A close ally of Vladimir Putin has warned of a looming crisis in Russia’s industrial sector, citing soaring interest rates as the primary threat pushing many companies toward potential bankruptcy. As Russia grapples with inflation at 9.1 percent, the Central Bank of Russia (CBR) raised the key interest rate to 21% in October 2024, its highest level since Russia’s full-scale invasion of Ukraine. 


The rate hike, intended to curb inflation, has had significant ripple effects throughout the Russian economy, pushing companies to the brink of unsustainable debt levels, according to a report by the *Daily Express UK*.


Sergey Chemezov, head of Russia’s defense conglomerate Rostec and a long-time ally of Putin from their days in the KGB, has raised alarms about the potential collapse of numerous firms. Speaking with RBK, a Russian publication, Chemezov outlined the challenges posed by high borrowing costs.


 He explained that companies like Rostec, which require lengthy production cycles, are especially vulnerable. “When we engage in contracts with production cycles longer than a year, we typically receive an advance payment of 30-40%,” Chemezov stated. “The remaining funds necessary for production have to be borrowed.” However, with interest rates now at 21%, the cost of borrowing has become prohibitive, effectively erasing any profits these companies might generate.


Chemezov warned that should this high-interest environment continue, most Russian enterprises will face insolvency. Russian businesses, which took out variable-rate loans when the interest rate was 7% in April 2022, are now buckling under the increased cost of debt. Consequently, bankruptcy rates have surged by 20% in 2024 compared to the previous year, and analysts predict further closures if rates remain high.

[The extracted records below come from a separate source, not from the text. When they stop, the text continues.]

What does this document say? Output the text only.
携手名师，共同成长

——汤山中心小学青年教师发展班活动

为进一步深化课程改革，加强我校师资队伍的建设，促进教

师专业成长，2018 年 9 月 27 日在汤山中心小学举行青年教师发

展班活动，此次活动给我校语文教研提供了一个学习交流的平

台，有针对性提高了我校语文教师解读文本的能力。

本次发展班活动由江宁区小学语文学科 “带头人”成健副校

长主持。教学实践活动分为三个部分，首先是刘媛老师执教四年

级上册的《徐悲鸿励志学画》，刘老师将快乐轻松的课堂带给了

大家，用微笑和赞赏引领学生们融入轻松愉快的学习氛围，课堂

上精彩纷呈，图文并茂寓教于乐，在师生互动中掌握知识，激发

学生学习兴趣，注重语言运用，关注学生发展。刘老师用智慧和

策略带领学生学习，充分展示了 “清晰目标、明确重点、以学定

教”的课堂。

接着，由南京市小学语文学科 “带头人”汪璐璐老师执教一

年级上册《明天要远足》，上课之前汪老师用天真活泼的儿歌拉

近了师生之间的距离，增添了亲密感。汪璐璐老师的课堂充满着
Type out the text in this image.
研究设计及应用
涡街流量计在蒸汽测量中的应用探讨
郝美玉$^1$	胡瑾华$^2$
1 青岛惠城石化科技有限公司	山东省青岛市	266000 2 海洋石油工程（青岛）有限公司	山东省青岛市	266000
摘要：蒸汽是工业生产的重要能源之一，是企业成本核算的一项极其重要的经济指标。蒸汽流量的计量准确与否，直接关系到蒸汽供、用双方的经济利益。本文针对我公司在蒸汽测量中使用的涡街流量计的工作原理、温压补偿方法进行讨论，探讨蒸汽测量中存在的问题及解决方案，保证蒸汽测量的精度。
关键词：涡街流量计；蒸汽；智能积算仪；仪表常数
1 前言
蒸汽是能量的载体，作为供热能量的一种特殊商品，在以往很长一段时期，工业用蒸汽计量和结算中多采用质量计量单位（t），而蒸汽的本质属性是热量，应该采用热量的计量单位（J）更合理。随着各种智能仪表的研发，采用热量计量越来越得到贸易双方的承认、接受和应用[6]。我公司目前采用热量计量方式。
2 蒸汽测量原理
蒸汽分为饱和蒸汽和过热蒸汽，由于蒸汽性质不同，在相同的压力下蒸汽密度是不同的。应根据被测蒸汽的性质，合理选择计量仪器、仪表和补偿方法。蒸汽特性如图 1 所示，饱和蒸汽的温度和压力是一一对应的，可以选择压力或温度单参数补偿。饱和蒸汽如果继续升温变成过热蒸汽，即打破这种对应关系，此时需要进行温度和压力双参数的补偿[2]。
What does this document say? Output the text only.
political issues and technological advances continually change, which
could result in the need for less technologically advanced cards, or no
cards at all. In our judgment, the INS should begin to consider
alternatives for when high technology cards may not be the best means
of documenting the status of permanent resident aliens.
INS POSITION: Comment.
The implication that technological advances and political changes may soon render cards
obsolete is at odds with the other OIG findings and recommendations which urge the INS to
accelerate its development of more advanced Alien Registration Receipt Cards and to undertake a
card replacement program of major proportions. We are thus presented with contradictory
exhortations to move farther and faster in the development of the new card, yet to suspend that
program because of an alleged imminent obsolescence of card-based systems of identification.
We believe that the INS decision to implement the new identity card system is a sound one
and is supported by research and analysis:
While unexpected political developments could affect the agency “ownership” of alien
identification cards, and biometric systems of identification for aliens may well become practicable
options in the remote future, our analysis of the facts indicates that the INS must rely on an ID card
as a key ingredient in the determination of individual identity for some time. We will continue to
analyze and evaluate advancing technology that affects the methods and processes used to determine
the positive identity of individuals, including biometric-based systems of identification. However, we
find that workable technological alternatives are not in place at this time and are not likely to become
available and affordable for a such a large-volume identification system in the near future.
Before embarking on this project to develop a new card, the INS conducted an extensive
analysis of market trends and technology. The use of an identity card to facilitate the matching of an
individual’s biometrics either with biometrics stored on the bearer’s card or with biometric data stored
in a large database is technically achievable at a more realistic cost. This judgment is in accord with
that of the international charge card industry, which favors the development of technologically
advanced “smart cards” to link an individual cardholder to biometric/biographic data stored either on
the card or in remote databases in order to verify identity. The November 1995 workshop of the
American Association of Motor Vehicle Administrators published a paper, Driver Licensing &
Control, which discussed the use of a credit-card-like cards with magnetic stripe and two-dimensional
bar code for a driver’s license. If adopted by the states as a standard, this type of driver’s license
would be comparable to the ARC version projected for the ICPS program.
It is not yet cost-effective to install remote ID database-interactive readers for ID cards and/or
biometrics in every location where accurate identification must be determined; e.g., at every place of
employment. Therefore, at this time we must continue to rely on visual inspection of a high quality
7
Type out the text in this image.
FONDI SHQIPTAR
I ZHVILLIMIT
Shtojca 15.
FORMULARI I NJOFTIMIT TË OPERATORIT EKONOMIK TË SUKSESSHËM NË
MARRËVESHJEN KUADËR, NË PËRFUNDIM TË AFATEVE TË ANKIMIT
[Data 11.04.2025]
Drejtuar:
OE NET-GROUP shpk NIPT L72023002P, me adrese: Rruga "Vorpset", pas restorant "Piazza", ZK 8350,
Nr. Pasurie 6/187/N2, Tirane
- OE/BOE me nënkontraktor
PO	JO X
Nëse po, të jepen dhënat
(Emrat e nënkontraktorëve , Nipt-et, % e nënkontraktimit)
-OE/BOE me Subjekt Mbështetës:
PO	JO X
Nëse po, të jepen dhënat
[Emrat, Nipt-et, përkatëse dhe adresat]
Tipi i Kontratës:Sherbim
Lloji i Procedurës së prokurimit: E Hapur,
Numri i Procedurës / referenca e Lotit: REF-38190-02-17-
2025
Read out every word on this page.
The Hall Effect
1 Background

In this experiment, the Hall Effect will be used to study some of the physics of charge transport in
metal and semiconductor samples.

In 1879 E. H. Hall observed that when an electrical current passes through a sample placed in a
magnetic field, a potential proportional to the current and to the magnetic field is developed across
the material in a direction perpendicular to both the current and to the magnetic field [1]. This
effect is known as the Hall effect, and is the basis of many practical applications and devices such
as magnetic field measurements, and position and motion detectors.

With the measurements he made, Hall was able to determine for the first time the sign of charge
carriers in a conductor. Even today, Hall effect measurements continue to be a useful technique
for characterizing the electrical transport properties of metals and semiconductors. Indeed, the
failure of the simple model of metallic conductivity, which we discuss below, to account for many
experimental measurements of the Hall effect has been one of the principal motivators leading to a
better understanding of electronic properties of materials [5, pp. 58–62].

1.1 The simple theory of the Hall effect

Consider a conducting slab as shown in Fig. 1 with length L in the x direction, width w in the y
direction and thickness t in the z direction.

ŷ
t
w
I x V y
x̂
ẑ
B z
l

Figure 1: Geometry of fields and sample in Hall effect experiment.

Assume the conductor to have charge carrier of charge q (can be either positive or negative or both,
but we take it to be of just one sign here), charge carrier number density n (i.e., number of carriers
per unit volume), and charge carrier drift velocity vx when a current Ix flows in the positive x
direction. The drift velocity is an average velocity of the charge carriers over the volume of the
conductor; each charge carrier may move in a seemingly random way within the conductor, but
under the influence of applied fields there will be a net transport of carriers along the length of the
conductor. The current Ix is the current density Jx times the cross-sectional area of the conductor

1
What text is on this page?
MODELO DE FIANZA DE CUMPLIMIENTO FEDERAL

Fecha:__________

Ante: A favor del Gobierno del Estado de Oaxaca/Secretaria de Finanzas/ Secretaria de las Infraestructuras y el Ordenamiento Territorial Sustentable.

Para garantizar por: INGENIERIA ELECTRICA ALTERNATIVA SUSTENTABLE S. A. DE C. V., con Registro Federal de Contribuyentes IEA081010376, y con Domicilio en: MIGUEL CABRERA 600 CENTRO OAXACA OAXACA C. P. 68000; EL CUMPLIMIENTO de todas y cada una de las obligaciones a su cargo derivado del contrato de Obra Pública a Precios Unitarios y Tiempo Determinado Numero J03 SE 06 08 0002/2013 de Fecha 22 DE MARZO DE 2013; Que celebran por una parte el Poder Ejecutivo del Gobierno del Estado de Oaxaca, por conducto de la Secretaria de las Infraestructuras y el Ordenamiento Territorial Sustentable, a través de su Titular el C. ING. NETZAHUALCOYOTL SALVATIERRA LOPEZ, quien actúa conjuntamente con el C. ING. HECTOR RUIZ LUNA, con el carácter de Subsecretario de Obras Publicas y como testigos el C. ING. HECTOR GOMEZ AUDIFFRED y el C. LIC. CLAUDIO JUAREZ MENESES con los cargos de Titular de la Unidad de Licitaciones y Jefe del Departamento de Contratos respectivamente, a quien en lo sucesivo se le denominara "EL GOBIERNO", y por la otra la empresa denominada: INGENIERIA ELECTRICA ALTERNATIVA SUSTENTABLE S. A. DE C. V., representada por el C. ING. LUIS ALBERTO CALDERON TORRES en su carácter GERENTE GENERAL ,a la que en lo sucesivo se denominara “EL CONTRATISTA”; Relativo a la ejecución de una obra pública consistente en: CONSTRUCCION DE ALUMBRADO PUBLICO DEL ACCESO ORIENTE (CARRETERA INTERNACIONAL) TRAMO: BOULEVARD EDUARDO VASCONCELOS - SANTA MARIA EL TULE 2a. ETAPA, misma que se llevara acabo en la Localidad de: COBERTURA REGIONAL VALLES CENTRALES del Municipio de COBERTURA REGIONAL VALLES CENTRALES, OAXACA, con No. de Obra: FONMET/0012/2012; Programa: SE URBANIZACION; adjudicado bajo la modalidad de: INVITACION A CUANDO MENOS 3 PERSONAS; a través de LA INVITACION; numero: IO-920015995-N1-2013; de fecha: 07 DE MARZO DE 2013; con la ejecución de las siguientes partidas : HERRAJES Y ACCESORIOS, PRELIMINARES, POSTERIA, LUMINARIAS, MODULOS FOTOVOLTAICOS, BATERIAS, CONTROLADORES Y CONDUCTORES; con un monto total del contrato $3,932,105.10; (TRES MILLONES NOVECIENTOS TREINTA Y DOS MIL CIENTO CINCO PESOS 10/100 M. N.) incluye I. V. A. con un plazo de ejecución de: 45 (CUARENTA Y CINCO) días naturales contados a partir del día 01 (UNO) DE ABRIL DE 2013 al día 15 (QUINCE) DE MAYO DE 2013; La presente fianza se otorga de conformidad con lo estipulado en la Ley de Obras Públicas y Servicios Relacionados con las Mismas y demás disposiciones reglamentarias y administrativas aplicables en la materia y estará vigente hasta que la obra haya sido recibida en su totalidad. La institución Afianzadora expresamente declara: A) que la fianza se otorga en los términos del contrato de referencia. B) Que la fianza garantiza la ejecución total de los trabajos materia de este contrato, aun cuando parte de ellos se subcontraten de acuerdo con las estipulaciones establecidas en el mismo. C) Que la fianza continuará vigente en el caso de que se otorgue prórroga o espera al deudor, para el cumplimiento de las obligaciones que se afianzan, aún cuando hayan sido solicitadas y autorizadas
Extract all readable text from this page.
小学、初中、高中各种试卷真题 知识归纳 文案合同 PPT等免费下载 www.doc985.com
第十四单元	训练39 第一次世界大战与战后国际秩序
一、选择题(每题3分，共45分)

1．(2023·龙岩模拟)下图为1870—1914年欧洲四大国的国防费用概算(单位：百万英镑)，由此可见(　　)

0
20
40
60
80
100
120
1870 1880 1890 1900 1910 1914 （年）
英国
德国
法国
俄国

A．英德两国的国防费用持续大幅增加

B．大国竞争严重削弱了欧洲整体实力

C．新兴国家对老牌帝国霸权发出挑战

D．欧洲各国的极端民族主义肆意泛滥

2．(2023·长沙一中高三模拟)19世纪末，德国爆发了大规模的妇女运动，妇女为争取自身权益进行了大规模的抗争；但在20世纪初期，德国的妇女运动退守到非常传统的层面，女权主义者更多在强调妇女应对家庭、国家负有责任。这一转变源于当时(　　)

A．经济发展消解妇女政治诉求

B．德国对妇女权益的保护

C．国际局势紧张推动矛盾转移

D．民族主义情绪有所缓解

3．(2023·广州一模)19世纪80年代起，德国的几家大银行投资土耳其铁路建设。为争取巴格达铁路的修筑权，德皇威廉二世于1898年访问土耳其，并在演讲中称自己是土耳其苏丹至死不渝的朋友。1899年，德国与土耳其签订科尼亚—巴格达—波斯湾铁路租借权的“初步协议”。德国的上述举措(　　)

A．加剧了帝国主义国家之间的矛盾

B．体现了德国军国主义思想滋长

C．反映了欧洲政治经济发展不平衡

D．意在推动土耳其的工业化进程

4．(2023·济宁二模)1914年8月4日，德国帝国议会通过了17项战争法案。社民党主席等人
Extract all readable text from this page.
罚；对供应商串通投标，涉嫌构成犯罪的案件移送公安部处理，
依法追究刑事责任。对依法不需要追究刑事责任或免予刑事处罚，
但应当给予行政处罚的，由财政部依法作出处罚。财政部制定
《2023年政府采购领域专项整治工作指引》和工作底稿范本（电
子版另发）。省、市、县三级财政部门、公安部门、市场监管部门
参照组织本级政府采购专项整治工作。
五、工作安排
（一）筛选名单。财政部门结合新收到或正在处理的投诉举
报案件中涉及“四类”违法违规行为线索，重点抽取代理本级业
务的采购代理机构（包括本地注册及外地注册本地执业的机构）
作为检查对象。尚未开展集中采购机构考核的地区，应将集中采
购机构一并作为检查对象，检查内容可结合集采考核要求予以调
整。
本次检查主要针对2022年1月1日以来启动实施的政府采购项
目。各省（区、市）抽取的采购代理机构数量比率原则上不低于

The crisis is also affecting large corporations. Magnitogorsk Iron and Steel Works, Russia's largest steel producer, has reported reserves that might only last another six months, projecting a bleak outlook for 2025.


With little relief in sight, Alexei Zabotkin, deputy chairman of the CBR, hinted that further rate hikes might be necessary to achieve the target inflation rate of 4% by 2025 or 2026. Zabotkin noted on state television that the CBR’s current policy is driven by the need to rein in inflation, signaling that additional increases to the key rate may be forthcoming.


The economic strain resulting from these high rates poses serious threats to Russia’s industrial base, with firms facing increasingly dire financial challenges in the months ahead.